We continued ahead to our final destination, Penn Station in New York, making stops along the way at the 30th Street Station in Philadelphia, Trenton and Newark. Each station stop lasted for no more than a minute, and we encountered no delays of any kind along the way. At 10:07 p.m., our journey concluded as we came to our final stop on Track 11 at Penn Station. We had covered the 225 miles from Washington to New York in precisely three hours – faster than any Northeast Regional train, and only about 15 minutes slower than the Acela Express! We had made up some time along the way, and were now only 22 minutes late.
I detrained and, after picking up some Long Island Rail Road timetables, walked upstairs to the Amtrak waiting room, where I used the wireless Internet to check my e-mail (I hadn’t had a chance to check it since Friday). At this hour on Sunday nights, service on the Pascack Valley line is provided only every two hours. I had obviously missed the train that departs Secaucus at 9:32 p.m. (even if the Cardinal had been on time, I might not have made this train), and the next Pascack Valley Line train does not depart Secaucus until 11:32 p.m., with the official connection from Penn Station departing at 11:14 p.m.

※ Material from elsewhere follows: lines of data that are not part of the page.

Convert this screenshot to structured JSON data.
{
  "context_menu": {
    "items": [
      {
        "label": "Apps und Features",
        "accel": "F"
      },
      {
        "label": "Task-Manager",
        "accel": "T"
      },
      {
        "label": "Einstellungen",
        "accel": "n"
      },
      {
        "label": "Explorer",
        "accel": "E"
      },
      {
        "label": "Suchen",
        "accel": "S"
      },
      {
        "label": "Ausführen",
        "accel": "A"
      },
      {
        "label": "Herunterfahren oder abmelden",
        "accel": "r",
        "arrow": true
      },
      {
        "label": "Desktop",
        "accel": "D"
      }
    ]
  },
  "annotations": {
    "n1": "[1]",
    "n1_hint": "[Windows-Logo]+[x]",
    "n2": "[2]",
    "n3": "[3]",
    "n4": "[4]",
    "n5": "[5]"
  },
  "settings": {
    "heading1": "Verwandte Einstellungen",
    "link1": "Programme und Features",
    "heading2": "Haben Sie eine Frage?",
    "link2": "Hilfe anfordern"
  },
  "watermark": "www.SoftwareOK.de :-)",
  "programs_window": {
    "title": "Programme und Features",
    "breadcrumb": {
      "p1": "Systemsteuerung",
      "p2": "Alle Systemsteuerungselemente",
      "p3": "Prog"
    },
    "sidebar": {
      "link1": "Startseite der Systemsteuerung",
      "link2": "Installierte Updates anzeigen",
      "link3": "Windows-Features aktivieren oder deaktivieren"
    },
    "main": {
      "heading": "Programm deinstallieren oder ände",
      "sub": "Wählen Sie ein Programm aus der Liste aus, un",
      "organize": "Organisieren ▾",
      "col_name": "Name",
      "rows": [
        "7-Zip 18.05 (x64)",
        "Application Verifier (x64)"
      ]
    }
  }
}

So I would have quite a bit of time to check my accumulated messages.
It turned out that very few messages of any significance had been sent to me over the weekend, and in about half an hour, I had reviewed all personal and railroad-related messages in my mailboxes. About 10:50 p.m., I heard a boarding announcement for the NJ Transit express train to Trenton, but that train does not stop at Secaucus. Then, at 10:59 p.m., boarding announcements were made both for the 11:07 p.m. North Jersey Coast train and the 11:11 p.m. Midtown Direct train to Dover. The 11:07 p.m. train would be departing from Track 2, while the 11:11 p.m. train would be departing from Track 3. I walked down to the lower level, where I noticed that the train on Track 3 had multi-level equipment, while the train on Track 2 was made up of Comet equipment. I always prefer to ride in the multi-level cars, so I walked down to the platform for Track 3. But, much to my surprise, I found that although many waiting passengers were standing on the platform, the doors of the train remained closed. This is a very unusual phenomenon – almost always, the train is open for boarding before the boarding announcement is made. I didn’t want to take any chances of missing my connection in Secaucus, so I walked back down to Track 2 and boarded reconditioned Comet II car 5383, the second car of North Jersey Coast Train #7285 (the first car was closed off).

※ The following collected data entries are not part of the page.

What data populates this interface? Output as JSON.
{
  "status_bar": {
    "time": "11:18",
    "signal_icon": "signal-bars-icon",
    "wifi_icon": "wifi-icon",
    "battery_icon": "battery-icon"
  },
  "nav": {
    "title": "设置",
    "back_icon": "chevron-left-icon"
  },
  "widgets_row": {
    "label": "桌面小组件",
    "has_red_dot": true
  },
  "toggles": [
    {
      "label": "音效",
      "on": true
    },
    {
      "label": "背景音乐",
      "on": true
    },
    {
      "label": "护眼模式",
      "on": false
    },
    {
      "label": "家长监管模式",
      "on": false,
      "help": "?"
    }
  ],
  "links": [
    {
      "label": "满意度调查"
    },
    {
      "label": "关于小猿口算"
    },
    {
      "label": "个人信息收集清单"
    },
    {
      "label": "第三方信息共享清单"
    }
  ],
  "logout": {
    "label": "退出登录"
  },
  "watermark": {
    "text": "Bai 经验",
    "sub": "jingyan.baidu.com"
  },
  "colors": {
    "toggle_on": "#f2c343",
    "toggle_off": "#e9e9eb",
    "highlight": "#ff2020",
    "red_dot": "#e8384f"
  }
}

We departed at 11:08 p.m. and arrived at Secaucus nine minutes later. I walked upstairs, where I gathered some new NJ Transit timetables that are effective on Sunday, November 7th. After talking to a friend on the phone, I made my way downstairs to Track H, where my Pascack Valley Line Train #2133 arrived one minute early at 11:31 p.m. It was pulled by engine 4120 and consisted of four Comet V cars, of which the last three were open (even though all passengers could easily have been accommodated in two cars, or maybe even in a single car). We departed Secaucus on time and arrived at the Anderson Street station one minute early at 11:49 p.m. I detrained, walked several blocks to my car and drove back to my home in Teaneck, arriving there almost precisely 24 hours after my train had departed from Indianapolis the previous evening!
My trip from Indianapolis to New York on the Cardinal worked out exactly as planned. Riding a dome car at the back of a train is an experience that I have not enjoyed for quite a while. I am really glad that I made this trip, my first Amtrak long-distance train ride in nearly two years.